Às 8 da
manhã, o ônibus 508L-10 parou na praça General Polidoro. Naquela terça-feira,
como desde alguns meses, lá estava eu esperando por ele. Era o mesmo motorista,
o mesmo cobrador, os mesmos passageiros já entrados e, talvez, seriam os mesmos
que entrariam.
Bem, nem
todos.
O banco de
dois lugares, atrás do condutor e antes da catraca, costuma estar vazio. Prefiro
ocupar o assento do corredor para me dar a liberdade de sair.
No ponto
seguinte, embarcou uma senhora que pediu licença para sentar no meu banco. Era
de estatura alta, magra, o rosto tinha cor amarelada e doentia, sem viço, assim
como o cabelo tingido com a raiz desbotada. Vestia roupa que cheirava a naftalina.
Juntei as
pernas, joelho com joelho, girei-as para a direita, me preparando para dar espaço
para ela ocupar o assento na janela.
Sem que eu
perguntasse, falou que desceria na Barão de Limeira.
– A
senhora vai mais distante do que eu, disse, aliviando minha consciência por não
ceder o assento do corredor, mesmo vendo seu esforço em se equilibrar quando o
motorista acelerou para escapar do sinal vermelho.
Foi a deixa para ela começar um monólogo. Um solilóquio, na verdade, porque me ter ao seu lado parecia irrelevante. Ela dirigia-se a si mesma, concentrada em si mesma, expondo em voz alta sua existência e idiossincrasias.
– Como esse
ônibus demora. Fui fazer exame de sangue aqui por perto, na clínica do meu convênio,
cada vez pior. Cobram caro, a mensalidade é um absurdo e diminuíram os lugares
de atendimento.
O ônibus descia
a Bueno de Andrade.
Ela voltou
a falar.
"Que rua suja! É porque lá adiante só
tem cortiço", comentou, apontando um dedo acusador para os vários sobrados de fachadas
deformadas que existem por ali. "Só assim mesmo pra conseguir morar perto do centro. Minha diarista
mora em Itaquera, não paga aluguel, tem casa própria, mas levanta 4 da manhã
pra chegar às 6 lá em casa", acrescentou.
Pensei argumentar,
mas conclui que não valia a pena. “Essa senhora deve ter acordado de mau humor
e está só desopilando o fígado.”
– São
Paulo está cada vez mais feia. Veja, os portões de garagens e comércios estão
pichados.

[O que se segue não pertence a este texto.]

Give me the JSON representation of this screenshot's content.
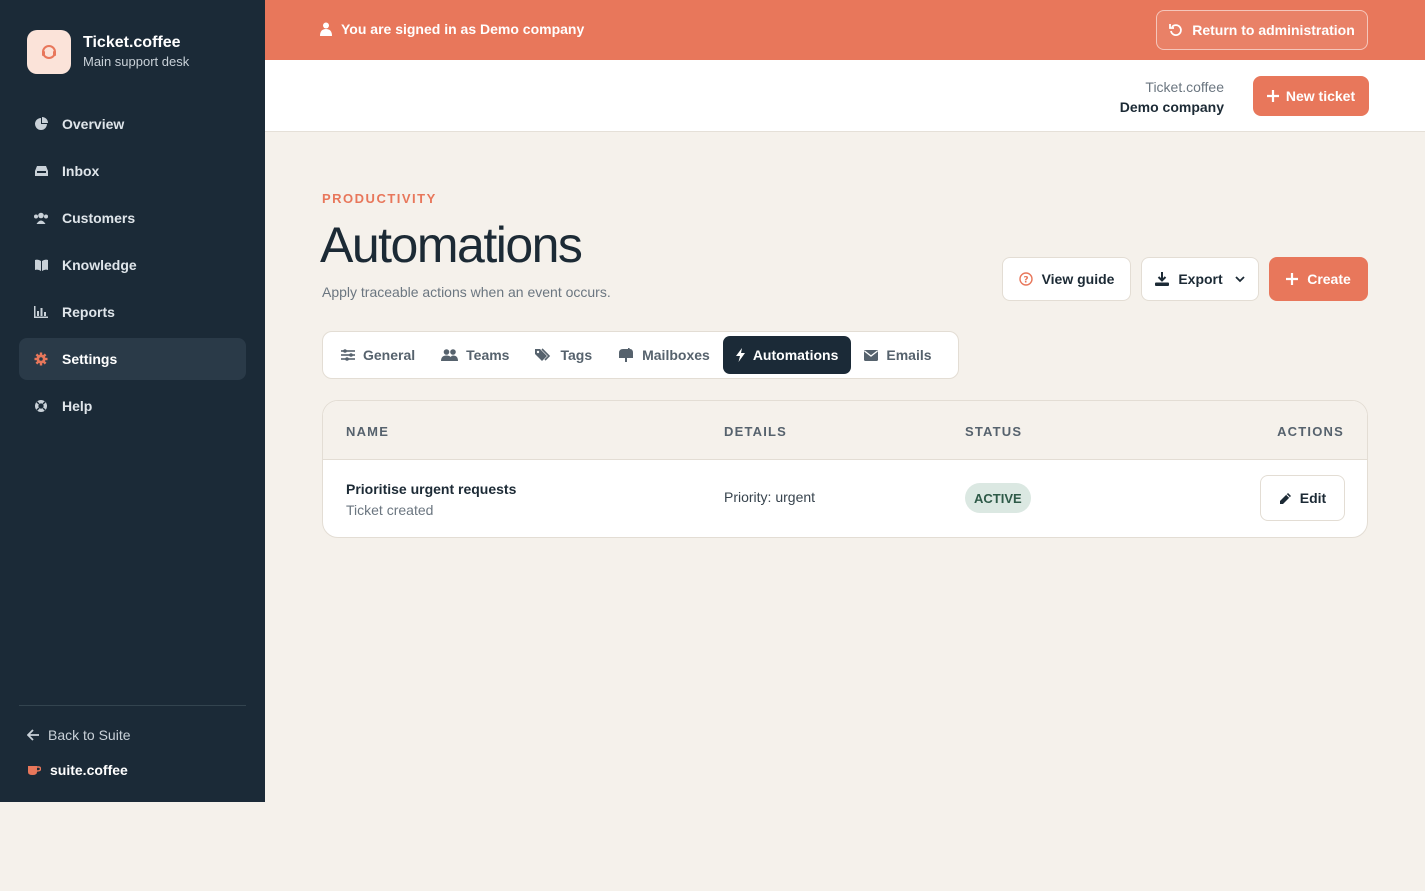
{
  "sidebar": {
    "brand_title": "Ticket.coffee",
    "brand_subtitle": "Main support desk",
    "items": [
      {
        "label": "Overview",
        "icon": "pie-chart-icon"
      },
      {
        "label": "Inbox",
        "icon": "inbox-icon"
      },
      {
        "label": "Customers",
        "icon": "users-icon"
      },
      {
        "label": "Knowledge",
        "icon": "book-icon"
      },
      {
        "label": "Reports",
        "icon": "bar-chart-icon"
      },
      {
        "label": "Settings",
        "icon": "gear-icon",
        "active": true
      },
      {
        "label": "Help",
        "icon": "lifebuoy-icon"
      }
    ],
    "back_label": "Back to Suite",
    "suite_label": "suite.coffee"
  },
  "banner": {
    "text": "You are signed in as Demo company",
    "return_label": "Return to administration"
  },
  "topbar": {
    "app_name": "Ticket.coffee",
    "company": "Demo company",
    "new_ticket_label": "New ticket"
  },
  "page": {
    "eyebrow": "PRODUCTIVITY",
    "title": "Automations",
    "subtitle": "Apply traceable actions when an event occurs.",
    "view_guide_label": "View guide",
    "export_label": "Export",
    "create_label": "Create"
  },
  "tabs": [
    {
      "label": "General",
      "icon": "sliders-icon"
    },
    {
      "label": "Teams",
      "icon": "users-icon"
    },
    {
      "label": "Tags",
      "icon": "tags-icon"
    },
    {
      "label": "Mailboxes",
      "icon": "mailbox-icon"
    },
    {
      "label": "Automations",
      "icon": "bolt-icon",
      "active": true
    },
    {
      "label": "Emails",
      "icon": "envelope-icon"
    }
  ],
  "table": {
    "columns": [
      "NAME",
      "DETAILS",
      "STATUS",
      "ACTIONS"
    ],
    "rows": [
      {
        "name": "Prioritise urgent requests",
        "trigger": "Ticket created",
        "details": "Priority: urgent",
        "status": "ACTIVE",
        "action_label": "Edit"
      }
    ]
  },
  "colors": {
    "accent": "#e8775b",
    "sidebar_bg": "#1b2a37",
    "page_bg": "#f5f1eb",
    "status_active_bg": "#dbe8e2"
  }
}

Dizem que é arte. É vandalismo, isso sim.
O ônibus
fez uma curva fechada em velocidade que a fez tombar pesadamente para meu lado.
– Como dirigem mal, ela rezingou.
Se aprumou
no seu canto e pediu desculpa. Esse breve esbarrão a fez recordar que não
estava sozinha e me levou a ter voz.
– Qual o
seu nome? A senhora é aqui de São Paulo? Vai descer aonde?
Estávamos na
Conselheiro Furtado e eu perto do meu destino.
– Na praça
da Sé.
– Que lugar sujo, não é?! Um covil
de desocupados, bêbados, drogados. Agora, chamam de pessoas em situação de rua.
Minha mãe dizia que uma vassoura varre todos os males. A Prefeitura devia fazer
isso, dar uma vassoura pra cada um limpar a sujeira que faz por lá.
Então, me arredei
do papel de coadjuvante.
– Qual o nome da senhora?
– Anita.
Um
sorriso que mal lhe desdobrou os lábios deu brilho a seus olhos, antes opacos
como vidro fosco.
Aos 87 anos, Anita é professora aposentada. “Não, não tenho filhos, sou solteira e moro com o Afonso, meu cão maltês.” O tom de voz ríspido dos resmungos suavizou ao pronunciar o nome do seu pet. Tem dois irmãos e sobrinhos com quem não convive por desentendimentos sobre a partilha do espólio familiar. “Herdei a diabetes da minha mãe junto com as paredes do apartamento onde morei com meus pais até eles morrerem. É o que me sobrou. Até isso querem tirar de mim."
Anita tateou com mão trêmula o interior da bolsa que mantinha segura contra o peito de onde tirou um lenço.
Não deu para mais.
O ônibus me despertou com um balanço imprevisto ao entrar na rua Bela Vista e parar na frente do Pátio do Colégio.
– É aqui que eu desço, anunciei.
Fiquei ali, observando-a partir. Sim, Anita ainda tinha um resto de humanidade que a fazia sobreviver à crueza da vida.